Diffusion and reaction in a two-dimensional multilayer body: Analytical solution and imaginary eigenvalue analysis

Abstract

Heat and mass transfer in multilayer bodies occur commonly in a number of engineering problems, such as thermal management, manufacturing and reacting systems. Much of the past literature on theoretical analysis of multilayer diffusion-reaction problems is based on the assumption of one-dimensional transport. Given the geometrical complexity of practical engineering systems, two- or three-dimensional analysis may be needed for improved accuracy. This work presents theoretical analysis of coupled diffusion and reaction occurring in a general, two-dimensional multilayer body. The transient temperature distribution is written in the form of an infinite series, and the eigenequation for this problem is derived. Adiabatic or isothermal conditions along the side walls are accounted for by appropriate choice of eigenvalues in that direction. Results are shown to be in good agreement with numerical simulations.

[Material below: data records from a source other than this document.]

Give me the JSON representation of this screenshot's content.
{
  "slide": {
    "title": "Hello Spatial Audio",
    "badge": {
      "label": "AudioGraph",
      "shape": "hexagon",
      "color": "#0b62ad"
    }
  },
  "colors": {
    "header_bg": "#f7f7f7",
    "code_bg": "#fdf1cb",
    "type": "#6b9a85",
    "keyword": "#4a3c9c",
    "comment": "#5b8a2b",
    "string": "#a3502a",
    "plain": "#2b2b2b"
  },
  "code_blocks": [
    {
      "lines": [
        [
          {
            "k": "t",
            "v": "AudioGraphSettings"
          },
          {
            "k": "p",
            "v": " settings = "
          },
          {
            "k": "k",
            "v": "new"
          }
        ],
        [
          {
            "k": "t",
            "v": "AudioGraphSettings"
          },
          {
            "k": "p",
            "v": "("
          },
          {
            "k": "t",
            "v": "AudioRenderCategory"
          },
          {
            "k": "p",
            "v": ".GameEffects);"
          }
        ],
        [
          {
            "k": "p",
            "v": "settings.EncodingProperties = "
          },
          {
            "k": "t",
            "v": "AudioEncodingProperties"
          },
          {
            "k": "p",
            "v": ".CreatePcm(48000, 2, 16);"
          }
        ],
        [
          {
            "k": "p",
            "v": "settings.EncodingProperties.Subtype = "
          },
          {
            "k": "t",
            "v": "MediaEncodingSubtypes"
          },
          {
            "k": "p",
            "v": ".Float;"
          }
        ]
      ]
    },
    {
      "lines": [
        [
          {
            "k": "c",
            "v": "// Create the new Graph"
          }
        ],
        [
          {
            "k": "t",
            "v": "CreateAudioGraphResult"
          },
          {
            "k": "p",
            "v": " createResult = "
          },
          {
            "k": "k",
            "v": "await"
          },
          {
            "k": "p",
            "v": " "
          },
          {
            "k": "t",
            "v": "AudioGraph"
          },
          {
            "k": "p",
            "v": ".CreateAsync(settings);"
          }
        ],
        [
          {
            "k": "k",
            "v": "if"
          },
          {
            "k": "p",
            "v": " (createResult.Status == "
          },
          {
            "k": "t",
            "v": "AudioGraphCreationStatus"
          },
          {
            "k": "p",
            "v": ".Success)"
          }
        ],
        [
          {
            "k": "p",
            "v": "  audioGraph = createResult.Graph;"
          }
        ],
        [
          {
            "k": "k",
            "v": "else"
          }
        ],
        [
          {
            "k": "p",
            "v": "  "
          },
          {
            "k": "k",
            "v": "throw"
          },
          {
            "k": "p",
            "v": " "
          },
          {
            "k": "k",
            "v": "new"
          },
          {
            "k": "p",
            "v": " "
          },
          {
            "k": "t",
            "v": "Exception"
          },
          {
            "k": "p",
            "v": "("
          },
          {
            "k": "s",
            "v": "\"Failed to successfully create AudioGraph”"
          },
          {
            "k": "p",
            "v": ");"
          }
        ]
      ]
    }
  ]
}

It is shown that the temperature distribution may converge or diverge, depending on the specific values of various problem parameters, such as reaction coefficients and diffusivities in each layer, as well as the nature of the boundary conditions in both directions. An analysis for the existence of imaginary eigenvalues, which are related to divergence at large times is presented. The theoretical model is used to predict the limits of design parameters to prevent thermal runaway in a two-layer Li-ion cell. This work improves upon the limited past work on multi-dimensional multilayer transport by accounting for the reaction term, and by identifying the possibility of imaginary eigenvalues in such problems. Due to the close relationship between imaginary eigenvalues and thermal runaway, these results may contribute towards improved safety and reliability of practical engineering systems.